The giant, shaggy Ice Age rhinoceros (Elasmotherium sibiricum), known as the Siberian unicorn because of its extraordinary large single horn, was thought to have become extinct some 200,000 years ago.
That theory has been debunked by an international team of researchers from Adelaide and Sydney, as well as London, the Netherlands, and Russia.
In a study paper, published Tuesday morning in the scientific journal Nature Ecology and Evolution, researchers say the Siberian unicorn became extinct only 36,000 years ago.
The study found the most likely cause of the species’ demise was a reduction in grassland due to climate change, rather than the impact of humans.
Weighing up to 3.5 tonnes with a single enormous horn, the Siberian unicorn roamed the steppes of Russia, Kazakhstan, Mongolia, and Northern China.
The University of Adelaide’s Australian Centre for Ancient DNA (ACAD), analysed the DNA of the Siberian unicorn for the first time and found the giant animal was the last surviving member of a unique family of rhinos.
“The ancestors of the Siberian unicorn split from the ancestors of all living rhinos over 40 million years ago,” co-author and ACAD researcher Dr Kieren Mitchell said.
“That makes the Siberian unicorn and the African white rhino even more distant cousins than humans are to monkeys.”
This new genetic evidence overturns previous studies that suggested the Siberian unicorn was a very close relative of the extinct woolly rhino and living Sumatran rhino.

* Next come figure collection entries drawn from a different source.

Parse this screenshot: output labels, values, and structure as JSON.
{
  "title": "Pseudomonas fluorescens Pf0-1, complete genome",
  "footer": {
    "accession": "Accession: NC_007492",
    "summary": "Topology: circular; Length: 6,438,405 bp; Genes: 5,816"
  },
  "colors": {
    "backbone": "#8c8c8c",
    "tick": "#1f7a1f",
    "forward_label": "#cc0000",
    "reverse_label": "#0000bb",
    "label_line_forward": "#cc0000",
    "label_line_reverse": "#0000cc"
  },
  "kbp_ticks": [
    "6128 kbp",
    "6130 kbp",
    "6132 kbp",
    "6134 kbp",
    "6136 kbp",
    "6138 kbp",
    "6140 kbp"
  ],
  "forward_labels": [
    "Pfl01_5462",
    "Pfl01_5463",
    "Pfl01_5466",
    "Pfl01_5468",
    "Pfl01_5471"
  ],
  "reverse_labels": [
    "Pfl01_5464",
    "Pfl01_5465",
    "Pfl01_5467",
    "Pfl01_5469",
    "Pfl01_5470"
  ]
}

Researchers also dated 23 Siberian unicorn bone specimens, confirming that the species survived until at least 39,000 years ago, and possibly as late as 35,000 years ago. The Siberian unicorn’s final days were shared with early modern humans and Neanderthals.

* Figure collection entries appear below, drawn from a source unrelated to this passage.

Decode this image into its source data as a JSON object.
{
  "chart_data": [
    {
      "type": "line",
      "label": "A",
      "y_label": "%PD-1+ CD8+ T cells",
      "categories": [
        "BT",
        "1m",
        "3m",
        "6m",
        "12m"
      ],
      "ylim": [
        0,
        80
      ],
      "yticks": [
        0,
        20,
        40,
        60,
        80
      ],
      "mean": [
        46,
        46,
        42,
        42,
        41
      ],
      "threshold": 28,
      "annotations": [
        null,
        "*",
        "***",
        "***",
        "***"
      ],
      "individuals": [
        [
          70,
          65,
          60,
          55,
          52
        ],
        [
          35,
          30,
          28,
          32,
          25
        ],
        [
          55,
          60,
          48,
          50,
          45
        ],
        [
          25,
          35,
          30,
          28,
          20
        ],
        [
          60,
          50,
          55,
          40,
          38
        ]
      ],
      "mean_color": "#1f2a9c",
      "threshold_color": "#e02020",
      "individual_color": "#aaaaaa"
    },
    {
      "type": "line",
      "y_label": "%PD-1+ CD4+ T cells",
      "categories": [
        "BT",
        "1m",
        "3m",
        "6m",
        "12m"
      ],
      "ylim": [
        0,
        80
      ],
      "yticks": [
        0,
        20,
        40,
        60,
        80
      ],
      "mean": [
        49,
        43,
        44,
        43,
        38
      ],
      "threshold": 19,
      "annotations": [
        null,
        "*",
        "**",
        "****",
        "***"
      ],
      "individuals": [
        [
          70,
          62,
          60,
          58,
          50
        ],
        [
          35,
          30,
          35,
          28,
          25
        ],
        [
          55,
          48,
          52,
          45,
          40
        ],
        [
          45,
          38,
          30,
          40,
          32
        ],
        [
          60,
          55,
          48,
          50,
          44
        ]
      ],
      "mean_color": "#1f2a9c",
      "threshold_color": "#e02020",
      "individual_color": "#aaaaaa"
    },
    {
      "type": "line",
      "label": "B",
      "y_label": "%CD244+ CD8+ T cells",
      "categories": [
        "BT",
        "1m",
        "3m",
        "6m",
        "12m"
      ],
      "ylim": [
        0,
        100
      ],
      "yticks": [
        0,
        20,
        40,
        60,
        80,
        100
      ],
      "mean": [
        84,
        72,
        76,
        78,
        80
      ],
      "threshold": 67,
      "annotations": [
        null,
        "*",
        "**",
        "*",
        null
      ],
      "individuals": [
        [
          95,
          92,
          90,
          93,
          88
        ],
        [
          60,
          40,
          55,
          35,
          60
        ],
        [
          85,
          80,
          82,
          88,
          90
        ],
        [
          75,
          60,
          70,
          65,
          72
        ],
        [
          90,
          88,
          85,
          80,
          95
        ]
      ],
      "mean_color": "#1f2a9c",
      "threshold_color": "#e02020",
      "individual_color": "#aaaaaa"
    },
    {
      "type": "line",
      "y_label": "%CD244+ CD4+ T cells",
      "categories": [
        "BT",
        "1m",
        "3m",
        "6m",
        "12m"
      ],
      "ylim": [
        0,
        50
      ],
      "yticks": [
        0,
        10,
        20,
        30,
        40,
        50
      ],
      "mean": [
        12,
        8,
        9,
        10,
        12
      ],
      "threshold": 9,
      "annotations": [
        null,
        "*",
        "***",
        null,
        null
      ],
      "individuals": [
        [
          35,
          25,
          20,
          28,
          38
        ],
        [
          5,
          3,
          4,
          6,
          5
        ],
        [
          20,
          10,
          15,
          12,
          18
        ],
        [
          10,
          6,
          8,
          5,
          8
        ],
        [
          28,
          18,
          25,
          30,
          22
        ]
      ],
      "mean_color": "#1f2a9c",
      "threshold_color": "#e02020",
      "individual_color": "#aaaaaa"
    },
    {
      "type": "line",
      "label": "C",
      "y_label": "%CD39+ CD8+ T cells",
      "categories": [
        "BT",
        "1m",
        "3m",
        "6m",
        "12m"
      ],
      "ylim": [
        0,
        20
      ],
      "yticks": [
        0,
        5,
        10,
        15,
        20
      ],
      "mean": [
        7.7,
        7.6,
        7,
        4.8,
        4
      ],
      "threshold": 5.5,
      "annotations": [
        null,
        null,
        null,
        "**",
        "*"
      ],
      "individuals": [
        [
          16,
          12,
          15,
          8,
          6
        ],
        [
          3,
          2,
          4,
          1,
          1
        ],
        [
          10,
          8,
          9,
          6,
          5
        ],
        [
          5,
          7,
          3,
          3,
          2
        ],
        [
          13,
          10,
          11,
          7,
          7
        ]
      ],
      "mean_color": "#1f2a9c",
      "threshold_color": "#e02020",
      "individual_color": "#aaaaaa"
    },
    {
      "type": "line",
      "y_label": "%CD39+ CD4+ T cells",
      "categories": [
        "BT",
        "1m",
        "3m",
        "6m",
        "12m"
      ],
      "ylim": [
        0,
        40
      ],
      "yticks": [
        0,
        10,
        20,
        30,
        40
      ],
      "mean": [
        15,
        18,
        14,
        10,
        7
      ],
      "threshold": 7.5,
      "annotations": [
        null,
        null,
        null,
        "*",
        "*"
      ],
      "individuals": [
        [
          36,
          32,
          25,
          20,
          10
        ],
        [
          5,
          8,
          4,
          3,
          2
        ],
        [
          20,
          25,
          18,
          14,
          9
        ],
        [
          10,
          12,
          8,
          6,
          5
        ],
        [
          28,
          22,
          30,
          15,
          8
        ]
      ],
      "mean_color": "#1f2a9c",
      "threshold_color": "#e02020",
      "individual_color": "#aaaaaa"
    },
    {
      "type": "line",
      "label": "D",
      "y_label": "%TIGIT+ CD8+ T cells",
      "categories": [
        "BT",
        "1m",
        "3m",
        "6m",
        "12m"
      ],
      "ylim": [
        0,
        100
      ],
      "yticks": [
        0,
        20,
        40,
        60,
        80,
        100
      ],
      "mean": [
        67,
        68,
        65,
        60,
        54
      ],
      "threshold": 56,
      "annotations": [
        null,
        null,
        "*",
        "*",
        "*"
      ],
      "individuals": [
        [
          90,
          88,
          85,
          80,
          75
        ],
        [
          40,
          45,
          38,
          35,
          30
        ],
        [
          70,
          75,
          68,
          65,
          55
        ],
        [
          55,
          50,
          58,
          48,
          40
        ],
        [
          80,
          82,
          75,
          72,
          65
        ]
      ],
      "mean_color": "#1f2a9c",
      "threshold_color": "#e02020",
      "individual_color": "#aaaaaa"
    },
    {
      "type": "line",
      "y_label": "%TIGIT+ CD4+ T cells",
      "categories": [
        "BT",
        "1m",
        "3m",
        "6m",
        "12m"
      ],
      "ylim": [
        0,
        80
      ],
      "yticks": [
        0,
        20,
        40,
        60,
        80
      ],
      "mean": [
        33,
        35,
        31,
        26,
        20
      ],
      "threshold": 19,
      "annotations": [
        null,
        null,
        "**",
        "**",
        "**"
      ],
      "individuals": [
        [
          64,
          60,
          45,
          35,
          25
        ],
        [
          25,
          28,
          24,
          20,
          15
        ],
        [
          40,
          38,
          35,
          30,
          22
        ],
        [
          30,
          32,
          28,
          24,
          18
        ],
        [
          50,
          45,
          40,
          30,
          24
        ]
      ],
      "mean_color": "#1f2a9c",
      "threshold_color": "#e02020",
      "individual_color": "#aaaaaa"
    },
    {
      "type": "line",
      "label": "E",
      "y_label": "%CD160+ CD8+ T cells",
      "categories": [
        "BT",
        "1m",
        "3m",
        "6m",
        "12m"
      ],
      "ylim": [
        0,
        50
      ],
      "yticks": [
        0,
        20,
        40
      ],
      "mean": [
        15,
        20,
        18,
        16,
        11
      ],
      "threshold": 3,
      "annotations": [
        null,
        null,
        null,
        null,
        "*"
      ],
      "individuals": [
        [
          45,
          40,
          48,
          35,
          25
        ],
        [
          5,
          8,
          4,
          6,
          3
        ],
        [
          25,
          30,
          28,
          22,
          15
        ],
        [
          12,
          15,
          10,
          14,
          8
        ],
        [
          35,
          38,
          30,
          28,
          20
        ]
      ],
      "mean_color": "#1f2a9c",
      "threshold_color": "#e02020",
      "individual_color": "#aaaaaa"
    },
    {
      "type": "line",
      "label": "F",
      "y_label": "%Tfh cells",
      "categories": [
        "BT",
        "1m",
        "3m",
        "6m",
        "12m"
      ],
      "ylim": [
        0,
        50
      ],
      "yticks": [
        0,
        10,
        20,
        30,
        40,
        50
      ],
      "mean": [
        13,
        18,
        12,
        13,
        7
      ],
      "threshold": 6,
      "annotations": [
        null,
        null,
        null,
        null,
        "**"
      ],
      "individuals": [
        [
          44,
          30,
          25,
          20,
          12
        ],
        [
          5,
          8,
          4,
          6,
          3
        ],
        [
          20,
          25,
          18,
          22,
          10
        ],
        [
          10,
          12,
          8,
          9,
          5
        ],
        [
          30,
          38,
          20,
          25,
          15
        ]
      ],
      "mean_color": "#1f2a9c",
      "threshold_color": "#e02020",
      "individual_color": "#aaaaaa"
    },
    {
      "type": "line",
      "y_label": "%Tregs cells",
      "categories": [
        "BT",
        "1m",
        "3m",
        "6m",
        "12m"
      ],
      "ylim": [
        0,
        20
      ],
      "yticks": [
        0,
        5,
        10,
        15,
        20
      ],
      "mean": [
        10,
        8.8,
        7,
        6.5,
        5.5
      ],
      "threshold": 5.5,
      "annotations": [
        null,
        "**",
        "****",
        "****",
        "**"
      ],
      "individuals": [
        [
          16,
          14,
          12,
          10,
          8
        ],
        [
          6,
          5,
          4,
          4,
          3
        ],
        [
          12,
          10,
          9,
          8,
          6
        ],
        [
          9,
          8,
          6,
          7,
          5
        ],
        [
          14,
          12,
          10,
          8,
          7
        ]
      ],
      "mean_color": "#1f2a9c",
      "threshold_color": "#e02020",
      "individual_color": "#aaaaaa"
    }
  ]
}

“It is unlikely that the presence of humans was the cause of extinction,” Professor Chris Turney, climate scientist at the University of New South Wales said.
“The Siberian unicorn appears to have been badly hit by the start of the ice age in Eurasia when a precipitous fall in temperature led to an increase in the amount of frozen ground, reducing the tough, dry grasses it lived on and impacting populations over a vast region.”
Other species that shared the Siberian unicorn’s environment were either less reliant on grass – like the woolly rhino – or more flexible in their diet – like the saiga antelope – and escaped the Siberian unicorn’s fate, though the woolly rhino eventually became extinct 20,000 years later.